Ciente da dificuldade frente aos mecanismos relacionais e na sua determinância para o sucesso e continuidade da Governança de TI, Cherobino (2007, p. 1), deixa claro a importância da criação de funções ou papéis como “gerente de relacionamento de TI”, com um escopo dedicado à sinergia e melhoria de relacionamento, tratando desse recurso como o “dono” de processos de planejamento de TI, representado as áreas de Negócio internamente.  Entre outras abordagens, conforme divulga o relatório “Next-Generation IT Workforce: Focus on Synergies” de Berry (2006, p. 1), é escopo de TI designar um contato primordial – uma pessoa – para a área de Negócio, apontando também que o CIO de uma grande organização tem muito a ganhar quando há alguém em sua estrutura (TI) preocupado em defendê-lo frente à área de Negócio.
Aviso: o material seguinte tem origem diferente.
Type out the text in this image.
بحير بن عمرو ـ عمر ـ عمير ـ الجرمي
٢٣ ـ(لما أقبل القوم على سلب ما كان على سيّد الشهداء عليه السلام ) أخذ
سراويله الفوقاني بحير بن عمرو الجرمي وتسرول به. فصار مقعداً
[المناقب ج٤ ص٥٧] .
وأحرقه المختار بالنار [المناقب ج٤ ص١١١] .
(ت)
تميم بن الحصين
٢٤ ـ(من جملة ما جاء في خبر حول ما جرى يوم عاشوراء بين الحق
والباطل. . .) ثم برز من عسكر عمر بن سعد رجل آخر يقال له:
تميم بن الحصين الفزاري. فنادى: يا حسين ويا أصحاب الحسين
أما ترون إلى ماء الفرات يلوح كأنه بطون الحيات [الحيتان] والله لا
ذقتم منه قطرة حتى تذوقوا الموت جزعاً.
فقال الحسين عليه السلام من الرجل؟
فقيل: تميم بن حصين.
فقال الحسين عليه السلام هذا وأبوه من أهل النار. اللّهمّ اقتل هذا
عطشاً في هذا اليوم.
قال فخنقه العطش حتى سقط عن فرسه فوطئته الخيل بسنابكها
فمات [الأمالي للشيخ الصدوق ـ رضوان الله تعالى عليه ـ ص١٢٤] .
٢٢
Também explorado o tema de comunicação por Morgado (2012), vê-se que “os estudos de competitividade empresarial valorizam o uso de recursos mais complexos de produção e de gestão dos negócios, fato esse que levou as empresas a se alinharem com novos paradigmas. Entretanto não se percebe ainda, com a profundidade necessária, a preocupação com a comunicação organizacional e seu planejamento de forma integrada para otimizar as possibilidades de alcance dos objetivos estratégicos. (...) É através da administração da comunicação que se torna possível posicionar, estabelecer e manter uma relação de confiança e diferenciação da concorrência do mercado, especialmente com os clientes.”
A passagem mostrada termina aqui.